Look up what? If I ask a dev the time complexity of a function they’ve just written, what are you expecting them to lookup? They should be able to tell me on the spot and we can discuss if it’s optimal
How does that meme go? Oh yeah: Tell us you haven't read the thread without telling you haven't read the thread.
But, okay, let's entertain your random tangent. Such a request is emblematic of junior managers/junior manager hopefuls misguidedly trying to wedge their knowledge into the function of the operation. In reality, you don't want to have to build a team that requires discussion about such matters. You need to define clear performance requirements upfront and let the benchmarks speak for themselves. Even if a function is O(N!), but measures successfully within the needs of the application, good enough.

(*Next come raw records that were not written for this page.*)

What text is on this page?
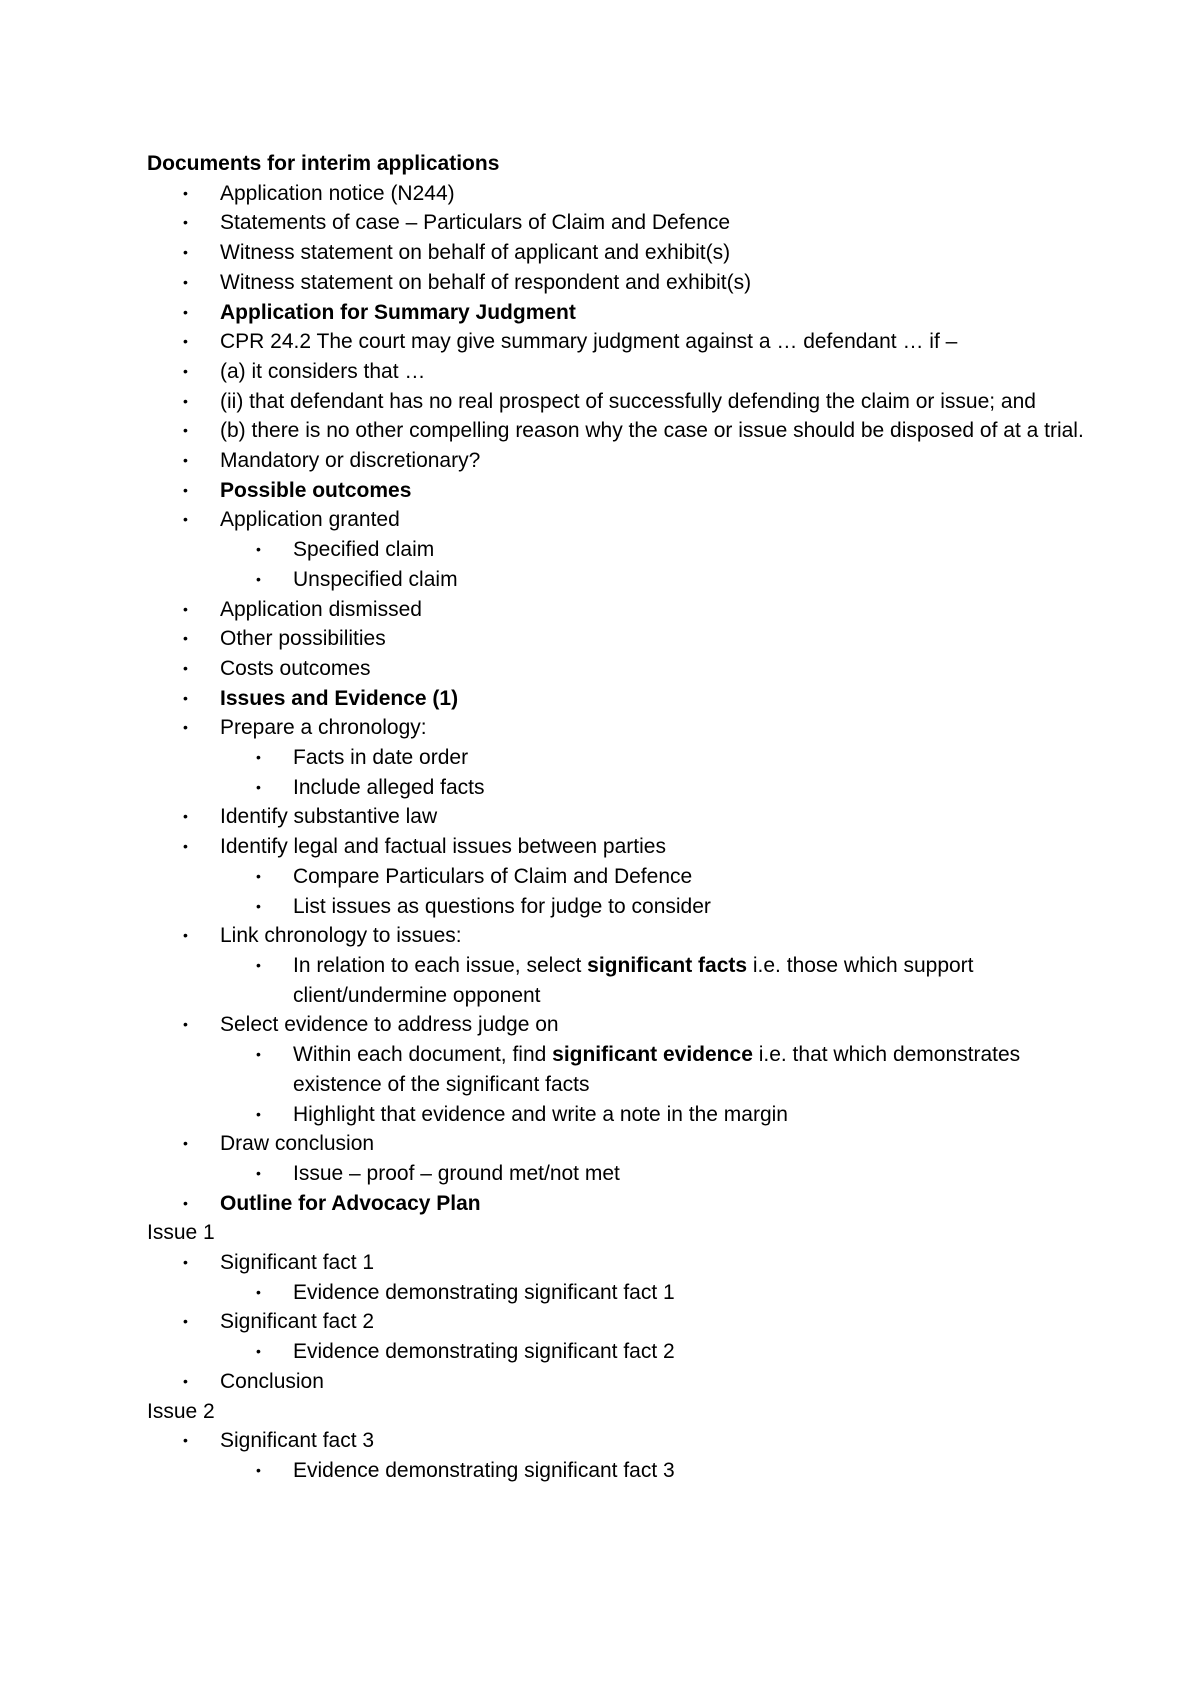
Documents for interim applications

• Application notice (N244)
• Statements of case – Particulars of Claim and Defence
• Witness statement on behalf of applicant and exhibit(s)
• Witness statement on behalf of respondent and exhibit(s)
• Application for Summary Judgment
• CPR 24.2 The court may give summary judgment against a … defendant … if –
• (a) it considers that …
• (ii) that defendant has no real prospect of successfully defending the claim or issue; and
• (b) there is no other compelling reason why the case or issue should be disposed of at a trial.
• Mandatory or discretionary?
• Possible outcomes
• Application granted
• Specified claim
• Unspecified claim
• Application dismissed
• Other possibilities
• Costs outcomes
• Issues and Evidence (1)
• Prepare a chronology:
• Facts in date order
• Include alleged facts
• Identify substantive law
• Identify legal and factual issues between parties
• Compare Particulars of Claim and Defence
• List issues as questions for judge to consider
• Link chronology to issues:
• In relation to each issue, select significant facts i.e. those which support client/undermine opponent
• Select evidence to address judge on
• Within each document, find significant evidence i.e. that which demonstrates existence of the significant facts
• Highlight that evidence and write a note in the margin
• Draw conclusion
• Issue – proof – ground met/not met
• Outline for Advocacy Plan

Issue 1

• Significant fact 1
• Evidence demonstrating significant fact 1
• Significant fact 2
• Evidence demonstrating significant fact 2
• Conclusion

Issue 2

• Significant fact 3
• Evidence demonstrating significant fact 3
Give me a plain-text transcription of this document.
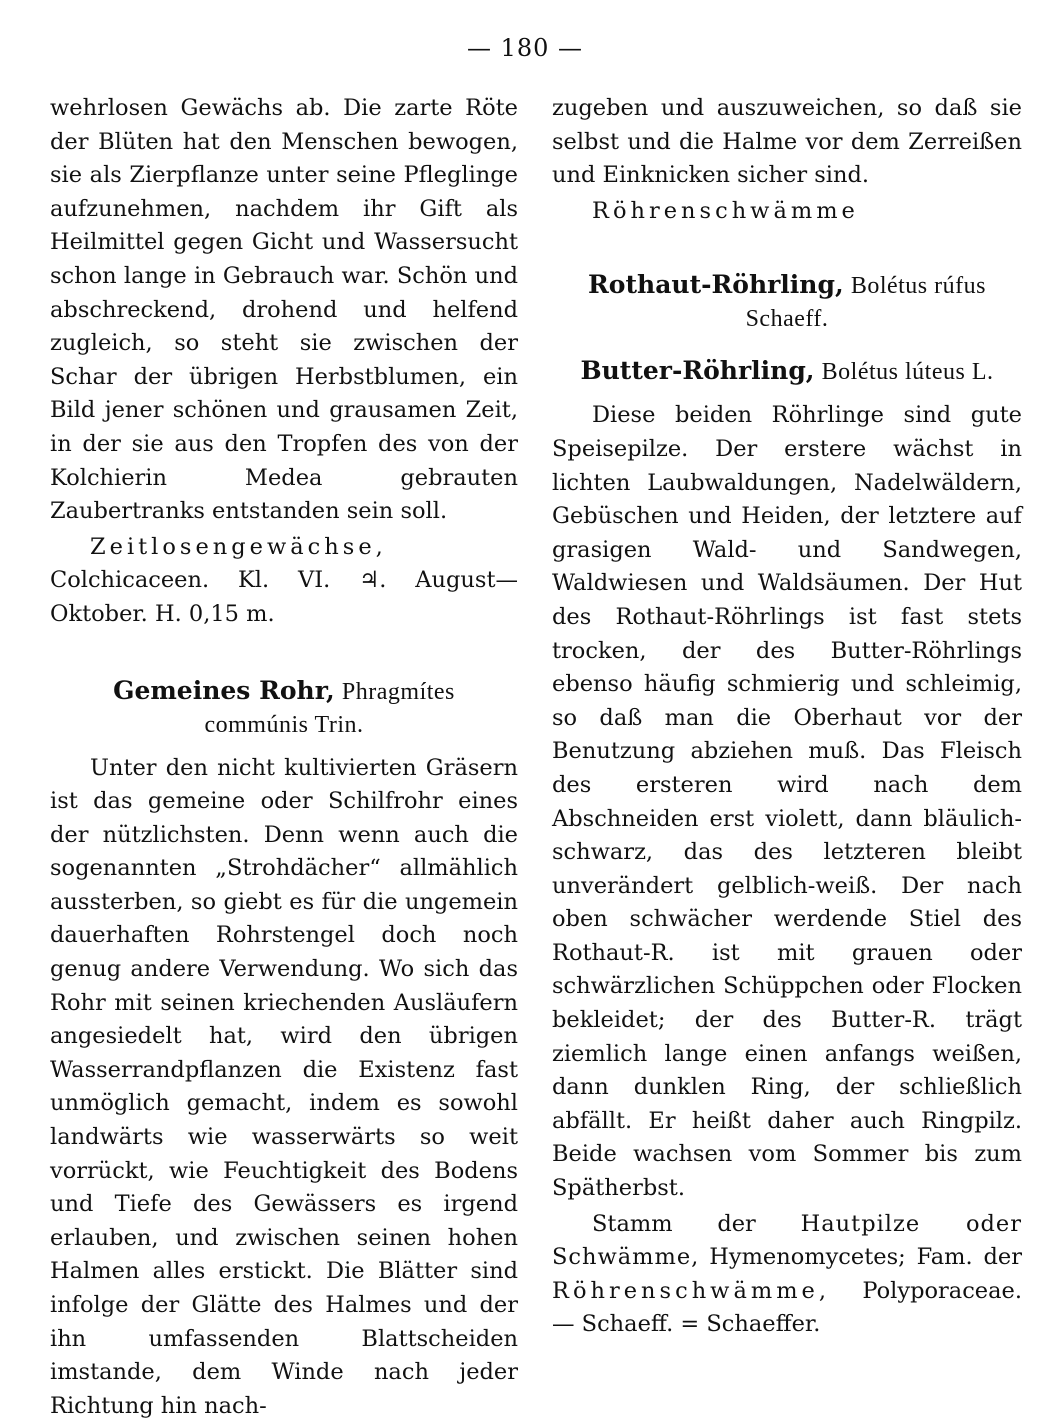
— 180 —

wehrlosen Gewächs ab. Die zarte Röte der Blüten hat den Menschen bewogen, sie als Zierpflanze unter seine Pfleglinge aufzunehmen, nachdem ihr Gift als Heilmittel gegen Gicht und Wassersucht schon lange in Gebrauch war. Schön und abschreckend, drohend und helfend zugleich, so steht sie zwischen der Schar der übrigen Herbstblumen, ein Bild jener schönen und grausamen Zeit, in der sie aus den Tropfen des von der Kolchierin Medea gebrauten Zaubertranks entstanden sein soll.

Zeitlosengewächse, Colchicaceen. Kl. VI. ♃. August—Oktober. H. 0,15 m.

Gemeines Rohr, Phragmítes
commúnis Trin.

Unter den nicht kultivierten Gräsern ist das gemeine oder Schilfrohr eines der nützlichsten. Denn wenn auch die sogenannten „Strohdächer“ allmählich aussterben, so giebt es für die ungemein dauerhaften Rohrstengel doch noch genug andere Verwendung. Wo sich das Rohr mit seinen kriechenden Ausläufern angesiedelt hat, wird den übrigen Wasserrandpflanzen die Existenz fast unmöglich gemacht, indem es sowohl landwärts wie wasserwärts so weit vorrückt, wie Feuchtigkeit des Bodens und Tiefe des Gewässers es irgend erlauben, und zwischen seinen hohen Halmen alles erstickt. Die Blätter sind infolge der Glätte des Halmes und der ihn umfassenden Blattscheiden imstande, dem Winde nach jeder Richtung hin nach-

zugeben und auszuweichen, so daß sie selbst und die Halme vor dem Zerreißen und Einknicken sicher sind.

Röhrenschwämme

Rothaut-Röhrling, Bolétus rúfus
Schaeff.
Butter-Röhrling, Bolétus lúteus L.

Diese beiden Röhrlinge sind gute Speisepilze. Der erstere wächst in lichten Laubwaldungen, Nadelwäldern, Gebüschen und Heiden, der letztere auf grasigen Wald- und Sandwegen, Waldwiesen und Waldsäumen. Der Hut des Rothaut-Röhrlings ist fast stets trocken, der des Butter-Röhrlings ebenso häufig schmierig und schleimig, so daß man die Oberhaut vor der Benutzung abziehen muß. Das Fleisch des ersteren wird nach dem Abschneiden erst violett, dann bläulich-schwarz, das des letzteren bleibt unverändert gelblich-weiß. Der nach oben schwächer werdende Stiel des Rothaut-R. ist mit grauen oder schwärzlichen Schüppchen oder Flocken bekleidet; der des Butter-R. trägt ziemlich lange einen anfangs weißen, dann dunklen Ring, der schließlich abfällt. Er heißt daher auch Ringpilz. Beide wachsen vom Sommer bis zum Spätherbst.

Stamm der Hautpilze oder Schwämme, Hymenomycetes; Fam. der Röhrenschwämme, Polyporaceae. — Schaeff. = Schaeffer.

It is especially important to encode these requirements in benchmarks as it documents for future developers the same requirements, and ensures they stay within them as code gets modified. The reality is that you won't be around forever. Keeping a team that relies on you to ask such questions is a failing on you.

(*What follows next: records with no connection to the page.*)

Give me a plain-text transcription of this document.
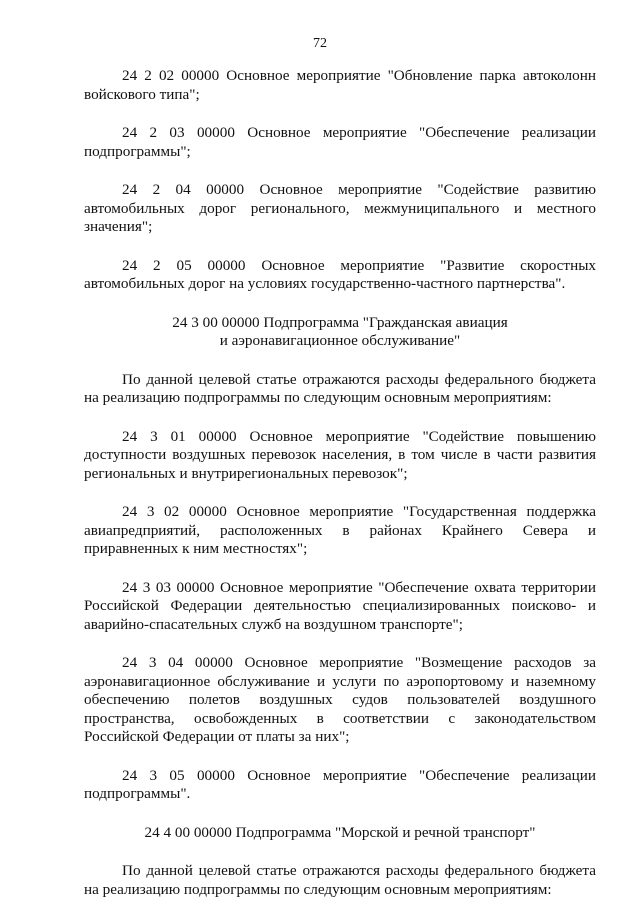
72

24 2 02 00000 Основное мероприятие "Обновление парка автоколонн войскового типа";

24 2 03 00000 Основное мероприятие "Обеспечение реализации подпрограммы";

24 2 04 00000 Основное мероприятие "Содействие развитию автомобильных дорог регионального, межмуниципального и местного значения";

24 2 05 00000 Основное мероприятие "Развитие скоростных автомобильных дорог на условиях государственно-частного партнерства".

24 3 00 00000 Подпрограмма "Гражданская авиация
и аэронавигационное обслуживание"

По данной целевой статье отражаются расходы федерального бюджета на реализацию подпрограммы по следующим основным мероприятиям:

24 3 01 00000 Основное мероприятие "Содействие повышению доступности воздушных перевозок населения, в том числе в части развития региональных и внутрирегиональных перевозок";

24 3 02 00000 Основное мероприятие "Государственная поддержка авиапредприятий, расположенных в районах Крайнего Севера и приравненных к ним местностях";

24 3 03 00000 Основное мероприятие "Обеспечение охвата территории Российской Федерации деятельностью специализированных поисково- и аварийно-спасательных служб на воздушном транспорте";

24 3 04 00000 Основное мероприятие "Возмещение расходов за аэронавигационное обслуживание и услуги по аэропортовому и наземному обеспечению полетов воздушных судов пользователей воздушного пространства, освобожденных в соответствии с законодательством Российской Федерации от платы за них";

24 3 05 00000 Основное мероприятие "Обеспечение реализации подпрограммы".

24 4 00 00000 Подпрограмма "Морской и речной транспорт"

По данной целевой статье отражаются расходы федерального бюджета на реализацию подпрограммы по следующим основным мероприятиям:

But let's accept, for the sake of discussion, that you have failed your team. One still does not need to remember that kind of information. The function they wrote contains what they need to know, and they can consult the function to ascertain that information as needed – just as you could all by yourself in this scenario. If you like keeping such trivia in active memory, good on ya, but it is never necessary.
That’s not what this thread chain is about where we’re saying the time complexity for various operations on more obscure but still common data structures (eg btree, trie etc) are trivia that is typically documented by the library providing said data structure. That is distinctly different from being able to perform a big-o analysis on a given piece of code.
Whether or not developers choose to observe time complexity is orthogonal.